Me hundí en una sombra depresiva y cuando alcé la vista, advertí el rostro de Roberto ante el mío.
—¿Qué quieres? —espeté por el susto.
—¿A qué sabe tu bálsamo labial? —preguntó con los ojos brillantes.
Me hice para atrás, temerosa.
—No estoy usando.
—No te creo. Tus labios se ven brillantes —observó y me besó sin advertencia. Lo del bálsamo era sólo una excusa.
El libro de poesía de José Emilio Pacheco quedó apretado entre nuestros pechos, su cubierta de pasta dura e incómoda encajándose en el mío. Mi mano se deslizó por el medio, queriendo alcanzar el libro. Ahí estaba, atrapado entre nosotros, pero no podía tomarlo. Roberto dejó de hacer lo suyo y se quedó mirándome.
-¿Por qué me estás toqueteando?
-Nadie te está toqueteando. Estaba buscando...
Me agarró la mano antes de concluir.
-Aquí están mis botones.
-¡No estoy tratando de desabotonar tu ropa!
-Está bien, tómalo como un extra -dijo antes de apoyar sus labios en los míos. Me estrechó en un fuerte abrazo con la respiración pesada e irregular.
-Me duele la espalda -dije. No mentía, fue dolor de verdad; dolió mucho cuando su brazo me apretó.
Me soltó al instante, el deseo aún se reflejaba en sus ojos.
—¿Te hice daño?
-Sí -contesté.
-Perdón -dijo antes de tomar mi blusa y levantarla.
-¿Qué haces? -exclamé. Mis manos tomaron las suyas y las retiraron, a la defensiva.
-Quiero revisar tu espalda.
-Olvídalo. Me preocupa que no puedas controlar tus impulsos —repuse, bajándome la blusa—. Tengo moretones y una fisura. No podrás saber qué pasa viéndome la espalda. Pero tú, ¿te abriste las heridas con la
emoción?
—Ya lo vi todo y nada me excita -dijo él, reclinándose en la cama.
-Voltéate, déjame ver.
-Me preocupa que no puedas controlar tus impulsos.
—Pues te preocupas demasiado.
Se giró con aire obediente y le subí la camisa. Las cintas que tenía en la espalda ya no estaban. Se recuperaba con rapidez, aunque la piel de alrededor de las puntadas parecía estar algo enrojecida e hinchada.
-¿Te pusiste tu pomada el día de hoy?
-Sí.
-¿Cuántas veces?
-Un par.
-No intento mentir, es la única que conozco.

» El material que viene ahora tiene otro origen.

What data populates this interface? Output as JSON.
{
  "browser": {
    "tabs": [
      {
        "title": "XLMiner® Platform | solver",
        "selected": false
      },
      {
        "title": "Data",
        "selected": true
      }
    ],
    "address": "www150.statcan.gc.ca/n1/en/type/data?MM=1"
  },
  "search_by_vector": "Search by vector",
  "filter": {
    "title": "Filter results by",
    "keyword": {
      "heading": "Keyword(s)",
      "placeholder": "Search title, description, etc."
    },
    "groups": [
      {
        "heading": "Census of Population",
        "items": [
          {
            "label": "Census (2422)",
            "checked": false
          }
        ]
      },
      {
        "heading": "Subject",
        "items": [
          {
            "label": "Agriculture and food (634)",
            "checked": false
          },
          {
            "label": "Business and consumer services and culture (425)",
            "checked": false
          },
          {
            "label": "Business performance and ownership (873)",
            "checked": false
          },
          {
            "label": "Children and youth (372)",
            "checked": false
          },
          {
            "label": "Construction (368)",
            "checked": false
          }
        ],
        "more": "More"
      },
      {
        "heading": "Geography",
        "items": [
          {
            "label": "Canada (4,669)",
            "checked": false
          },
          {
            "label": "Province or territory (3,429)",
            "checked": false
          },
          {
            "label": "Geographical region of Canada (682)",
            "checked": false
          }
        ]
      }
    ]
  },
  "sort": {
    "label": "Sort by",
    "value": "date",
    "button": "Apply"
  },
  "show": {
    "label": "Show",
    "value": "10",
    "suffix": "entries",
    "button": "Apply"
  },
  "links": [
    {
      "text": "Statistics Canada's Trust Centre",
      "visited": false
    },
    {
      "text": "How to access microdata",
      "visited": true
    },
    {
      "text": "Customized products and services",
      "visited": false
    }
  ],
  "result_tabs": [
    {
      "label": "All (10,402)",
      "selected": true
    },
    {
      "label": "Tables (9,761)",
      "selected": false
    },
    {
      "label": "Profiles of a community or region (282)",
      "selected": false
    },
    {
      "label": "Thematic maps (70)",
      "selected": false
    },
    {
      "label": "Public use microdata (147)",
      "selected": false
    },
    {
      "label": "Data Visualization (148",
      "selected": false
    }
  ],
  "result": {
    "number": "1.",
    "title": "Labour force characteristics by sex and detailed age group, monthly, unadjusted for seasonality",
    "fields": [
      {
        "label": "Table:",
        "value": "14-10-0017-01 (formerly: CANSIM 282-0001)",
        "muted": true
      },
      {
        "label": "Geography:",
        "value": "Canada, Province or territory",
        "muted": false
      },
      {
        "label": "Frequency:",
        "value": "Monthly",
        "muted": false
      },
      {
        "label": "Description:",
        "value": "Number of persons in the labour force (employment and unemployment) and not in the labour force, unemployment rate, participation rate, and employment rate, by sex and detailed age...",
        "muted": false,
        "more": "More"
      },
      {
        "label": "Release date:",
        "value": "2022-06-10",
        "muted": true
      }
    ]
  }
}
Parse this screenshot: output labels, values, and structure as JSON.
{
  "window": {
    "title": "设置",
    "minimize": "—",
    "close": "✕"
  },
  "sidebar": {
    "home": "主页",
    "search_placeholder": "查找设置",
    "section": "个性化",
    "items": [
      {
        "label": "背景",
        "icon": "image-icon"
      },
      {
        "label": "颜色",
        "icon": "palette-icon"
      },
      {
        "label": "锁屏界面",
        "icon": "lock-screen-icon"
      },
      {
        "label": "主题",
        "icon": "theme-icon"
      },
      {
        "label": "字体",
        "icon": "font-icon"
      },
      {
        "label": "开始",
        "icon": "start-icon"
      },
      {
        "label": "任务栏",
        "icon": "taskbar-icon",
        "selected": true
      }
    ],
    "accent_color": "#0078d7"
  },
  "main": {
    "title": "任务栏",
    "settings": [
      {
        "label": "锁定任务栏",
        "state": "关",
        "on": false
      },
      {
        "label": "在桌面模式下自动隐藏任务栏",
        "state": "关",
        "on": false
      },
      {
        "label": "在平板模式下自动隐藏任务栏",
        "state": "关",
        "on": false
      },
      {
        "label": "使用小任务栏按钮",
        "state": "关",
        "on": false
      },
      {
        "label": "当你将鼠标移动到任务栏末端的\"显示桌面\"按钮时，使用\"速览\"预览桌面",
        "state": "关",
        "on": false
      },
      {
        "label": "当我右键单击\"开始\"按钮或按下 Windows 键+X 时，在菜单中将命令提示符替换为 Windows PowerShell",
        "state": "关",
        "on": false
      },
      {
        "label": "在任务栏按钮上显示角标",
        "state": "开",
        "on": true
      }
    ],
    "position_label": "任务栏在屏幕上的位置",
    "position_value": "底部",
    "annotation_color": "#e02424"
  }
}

El cabello de su coronilla me picó la barbilla, dándome comezón. Traté de peinarlo, pero era rebelde y volvió a erizarse en cuanto terminaron mis esfuerzos por aplanarlo.
-¿Te estás divirtiendo?
-Para nada -respondí. Me estaba dando sueño, así que cerré los ojos-. Roberto, no quiero cantarte ni contarte historias. Hazlo tú mismo si no puedes dormir.
Antes siquiera de terminar, escuché un leve ronquido. Dormía como un niño, con la cabeza inclinada sobre mi hombro como si buscara algo de seguridad en el sueño. El mismo diablo se había quedado dormido contra mi hombro, como un niño. Caí en un profundo letargo y también me dormí.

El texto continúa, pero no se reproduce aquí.